Clinical Update
Tafenoquine Approved for Malaria Prophylaxis and Treatment
The US Food and Drug Administration (FDA) has approved the drug tafenoquine for 2 indications:
- Prophylaxis of malaria (Arakoda)
- Radical cure1 of Plasmodium vivax malaria (Krintafel)
Tafenoquine is an 8-aminoquinoline antimalarial drug related to primaquine. As with primaquine, tafenoquine can cause severe hemolytic anemia in people with G6PD deficiency. Those with partial deficiency that may be missed by qualitative testing may also be at risk for hemolysis. Therefore, physicians must perform quantitative G6PD testing before prescribing tafenoquine.
Tafenoquine use in individuals with G6PD deficiency or unknown G6PD status is contraindicated.
The long terminal half-life of tafenoquine (approximately 16 days) offers potential advantages of less frequent dosing for prophylaxis and a single-dose course for treatment.
Prophylaxis of Malaria
FDA approved the use of Arakoda (100 mg tafenoquine per tablet) for prophylaxis of malaria in patients ≥18 years of age. It can be used as prophylaxis against all Plasmodium spp. and in any malarious areas. Arakoda is manufactured by 60 Degrees Pharmaceuticals, Washington, DC.

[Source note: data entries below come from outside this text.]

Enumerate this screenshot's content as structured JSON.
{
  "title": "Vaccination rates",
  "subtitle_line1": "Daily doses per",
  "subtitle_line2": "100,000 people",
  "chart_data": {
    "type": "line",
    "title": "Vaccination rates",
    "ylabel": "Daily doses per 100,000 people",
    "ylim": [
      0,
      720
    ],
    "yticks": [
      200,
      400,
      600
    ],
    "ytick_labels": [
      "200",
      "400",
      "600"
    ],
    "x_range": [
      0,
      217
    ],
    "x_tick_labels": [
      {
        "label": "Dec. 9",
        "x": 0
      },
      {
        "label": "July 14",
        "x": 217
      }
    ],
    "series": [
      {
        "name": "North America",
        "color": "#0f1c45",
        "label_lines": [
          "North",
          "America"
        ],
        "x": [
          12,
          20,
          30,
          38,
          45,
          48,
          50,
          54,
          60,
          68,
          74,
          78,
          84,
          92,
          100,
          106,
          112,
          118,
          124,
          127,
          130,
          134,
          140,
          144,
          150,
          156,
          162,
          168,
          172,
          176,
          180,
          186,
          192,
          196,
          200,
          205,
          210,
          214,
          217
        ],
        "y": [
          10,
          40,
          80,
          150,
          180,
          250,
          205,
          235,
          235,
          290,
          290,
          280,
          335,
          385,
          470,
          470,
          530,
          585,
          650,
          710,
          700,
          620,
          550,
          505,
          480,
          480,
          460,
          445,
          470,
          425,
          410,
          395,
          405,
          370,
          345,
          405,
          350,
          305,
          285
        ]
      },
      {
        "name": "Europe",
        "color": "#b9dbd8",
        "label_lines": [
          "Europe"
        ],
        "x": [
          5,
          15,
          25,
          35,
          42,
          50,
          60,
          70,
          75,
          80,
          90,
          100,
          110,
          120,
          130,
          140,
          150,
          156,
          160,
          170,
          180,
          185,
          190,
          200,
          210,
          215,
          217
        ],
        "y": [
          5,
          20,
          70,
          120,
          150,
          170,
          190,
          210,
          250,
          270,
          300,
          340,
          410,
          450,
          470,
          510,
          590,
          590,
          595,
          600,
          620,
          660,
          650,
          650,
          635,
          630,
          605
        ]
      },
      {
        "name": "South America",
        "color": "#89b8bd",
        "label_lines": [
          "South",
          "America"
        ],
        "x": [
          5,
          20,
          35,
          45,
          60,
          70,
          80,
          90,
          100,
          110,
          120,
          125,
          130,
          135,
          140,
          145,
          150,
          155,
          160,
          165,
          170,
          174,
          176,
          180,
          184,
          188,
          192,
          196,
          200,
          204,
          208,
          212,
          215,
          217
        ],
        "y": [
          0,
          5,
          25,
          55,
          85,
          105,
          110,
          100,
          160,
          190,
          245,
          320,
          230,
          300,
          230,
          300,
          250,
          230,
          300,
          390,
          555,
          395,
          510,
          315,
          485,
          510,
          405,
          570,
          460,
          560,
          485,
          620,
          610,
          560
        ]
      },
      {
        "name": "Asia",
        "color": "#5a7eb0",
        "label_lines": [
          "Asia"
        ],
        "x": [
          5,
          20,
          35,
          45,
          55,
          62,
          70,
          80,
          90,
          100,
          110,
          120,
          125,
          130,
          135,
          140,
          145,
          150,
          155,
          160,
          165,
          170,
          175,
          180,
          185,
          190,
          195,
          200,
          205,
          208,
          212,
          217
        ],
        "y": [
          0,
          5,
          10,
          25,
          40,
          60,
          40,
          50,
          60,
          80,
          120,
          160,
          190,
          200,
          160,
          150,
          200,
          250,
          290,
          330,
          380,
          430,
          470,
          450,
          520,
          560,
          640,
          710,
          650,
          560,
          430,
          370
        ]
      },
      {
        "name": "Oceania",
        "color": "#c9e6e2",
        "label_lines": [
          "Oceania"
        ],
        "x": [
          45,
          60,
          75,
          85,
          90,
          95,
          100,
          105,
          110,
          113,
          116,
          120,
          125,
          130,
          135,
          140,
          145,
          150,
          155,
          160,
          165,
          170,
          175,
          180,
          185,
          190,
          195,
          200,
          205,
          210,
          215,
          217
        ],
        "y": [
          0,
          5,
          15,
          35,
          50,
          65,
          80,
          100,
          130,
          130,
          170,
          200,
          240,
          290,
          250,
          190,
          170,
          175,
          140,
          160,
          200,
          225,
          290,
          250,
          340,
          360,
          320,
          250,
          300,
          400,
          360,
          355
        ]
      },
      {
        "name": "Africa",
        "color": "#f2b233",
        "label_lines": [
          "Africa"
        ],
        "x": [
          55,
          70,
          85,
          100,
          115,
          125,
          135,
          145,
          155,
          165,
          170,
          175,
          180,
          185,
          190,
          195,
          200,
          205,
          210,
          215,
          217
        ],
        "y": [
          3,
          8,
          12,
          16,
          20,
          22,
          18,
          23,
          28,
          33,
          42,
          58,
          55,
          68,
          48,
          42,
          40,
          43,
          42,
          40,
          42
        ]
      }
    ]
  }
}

Recommended dosing of Arakoda:
- 200 mg (2 tablets) daily for 3 days before travel
- 200 mg (2 tablets) once weekly during travel (starting 1 week after the last pretravel dose)
- 200 mg (2 tablets) once after travel (starting 1 week after the last travel dose)
Arakoda should not be used in:
- People with G6PD deficiency or unknown G6PD status.
- Pregnant women.
- Women breastfeeding an infant with G6PD deficiency or unknown G6PD status.
- People with a history of psychotic disorder or current psychotic symptoms (hallucinations, delusions, or grossly disorganized behavior).
- People with known hypersensitivity to tafenoquine, other 8-aminoquinolines, or any component of Arakoda.
In clinical trials, the most common adverse events were headache, back pain, dizziness, nausea, and diarrhea. See the full prescribing information for additional details.
Radical Cure of P. vivax Malaria
FDA approved the use of Krintafel (150 mg tafenoquine per tablet) for radical cure of P. vivax in patients ≥16 years. If used, Krintafel should only be used in patients who are receiving chloroquine against acute P. vivax infection; it cannot be used with other antimalarials. Krintafel is manufactured by GlaxoSmithKline, Research Triangle Park, NC.
Recommended dosing of Krintafel:
- 300 mg (2 tablets), single dose, ideally overlapping with therapy for acute P. vivax infection.
Krintafel should not be used in:
- People with G6PD deficiency or unknown G6PD status.
- Pregnant women.
- Women breastfeeding an infant with G6PD deficiency or unknown G6PD status.
- People with known hypersensitivity to tafenoquine, other 8-aminoquinolines, or any component of Krintafel.
In clinical trials, the most common adverse events in patients receiving Krintafel plus chloroquine were dizziness, nausea, vomiting, decreased hemoglobin, and headache. Those with a history of psychiatric illness may be at higher risk for psychiatric adverse events.
See the full prescribing information for additional details.
Additional Information
- Tafenoquine Receives Regulatory Approval in USA for Prophylaxis of Malaria and Radical Cure of Plasmodium vivax
- CDC malaria website
- Malaria (in the CDC Yellow Book)
1Also referred to as antirelapse therapy, radical cure eliminates dormant P. vivax and P. ovale liver-stage parasites (hypnozoites).